The emergence of more infectious strains of Covid-19 and the consequent restrictions placed on travel to and from the UK, Denmark and South Africa could have significant implications for the airline industry’s recovery path.
Under a scenario where initial reports about the more-infectious nature of the new strains are scientifically sound, and accepting that IATA’s ambition for universal Covid-19 testing is some way from being realised, two factors are crucial when assessing the severity of that potential impact.

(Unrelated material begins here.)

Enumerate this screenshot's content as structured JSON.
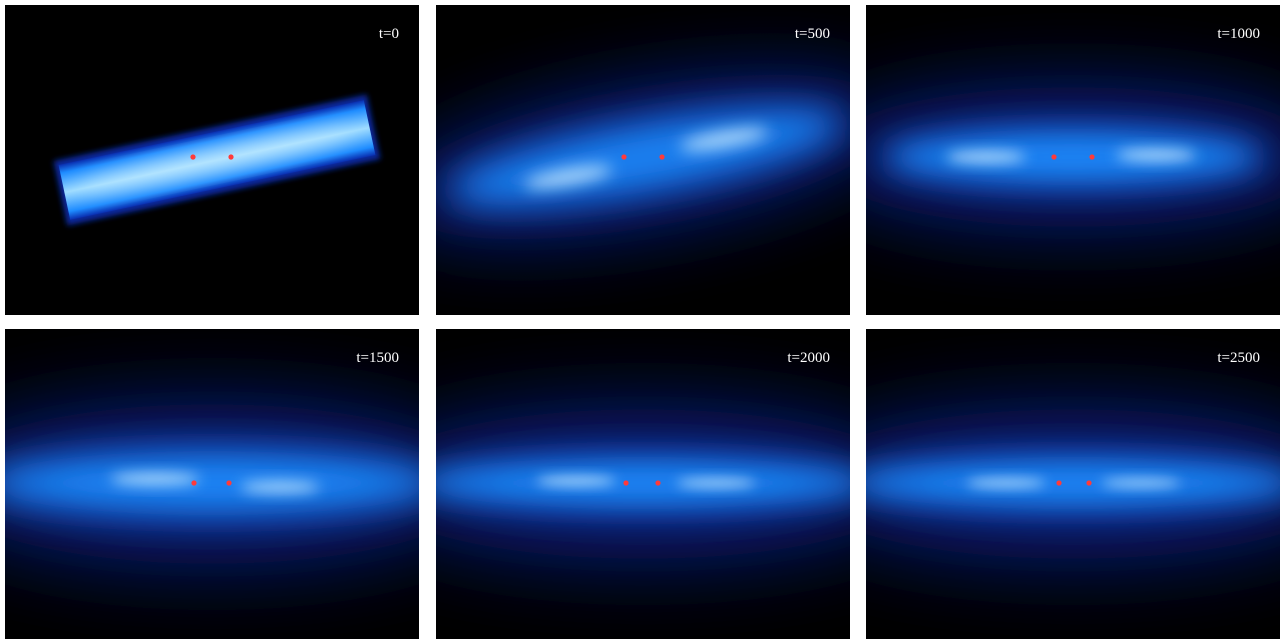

The most important one is whether or not the vaccines that have been approved so far will work against the strains. Most scientific commentary suggests they are likely to, which is reassuring, given so much of the airline industry’s optimism going into 2021 is based on the prospect of people being vaccinated.
The other important factor is how far the strains spread in the coming weeks. A crucial consideration here is whether or not they are more prevalent in other countries than is currently assumed.
Considering a middling scenario where vaccines still work but there is some struggle to suppress the new strains, a number of uncertainties emerge, even if the short-term impact is moderated by airline connectivity already being punishingly low in Europe and elsewhere.
For airlines with a significant footprint in the large UK market – where the impact of new travel restrictions is particularly acute today – an even worse financial picture might develop, should the short-term blocks on flights extend beyond a couple of weeks. That is saying something, given industry body Airlines UK said in October that “all airlines today are effectively going bankrupt”.
Similar challenges apply in Denmark and South Africa, as they will in another other countries where the strains become prevalent.
And the more places this happens, the fewer destinations there are for other airlines to serve.
More carriers might therefore need more money – either through bailouts or their own financial measures – as cash burn worsens.
In terms of government policies, the presence or threat of the strains may mean a longer wait until countries are able to release virus restrictions that are weighing on international travel.
In many cases, that longer wait will be driven by more people needing to be vaccinated to suppress the reproduction rate of a more-infectious virus.
The predicted vaccination-driven bounceback in intra-European travel demand from the second quarter of 2021, for example, may be delayed.
At the same time, countries that have already pursued a Covid-elimination strategy are likely to be even more cautious about opening up borders to international flights, as they seek to avoid undoing months of effective measures by allowing the new strains in.
Indeed, more countries might be tempted to pursue a “zero Covid” strategy until enough people have been vaccinated, given that tight borders may be the only way to keep the more infectious strains at bay without the swingeing economic impact of draconian lockdowns.
That would be particularly bad news for international air travel.
Jitters about the new strains may also increase the likelihood that proof of vaccination becomes a prerequisite to flying, either thanks to governmental decrees or individual airline policies.
All this considered, it is also possible that the outcomes will not be as significant as expected – either because mitigation measures work and the strains are controlled or because scientists come to different conclusions about their impact – and the recovery path is largely unaffected.
As ever, the airline industry is beholden to forces outside its control.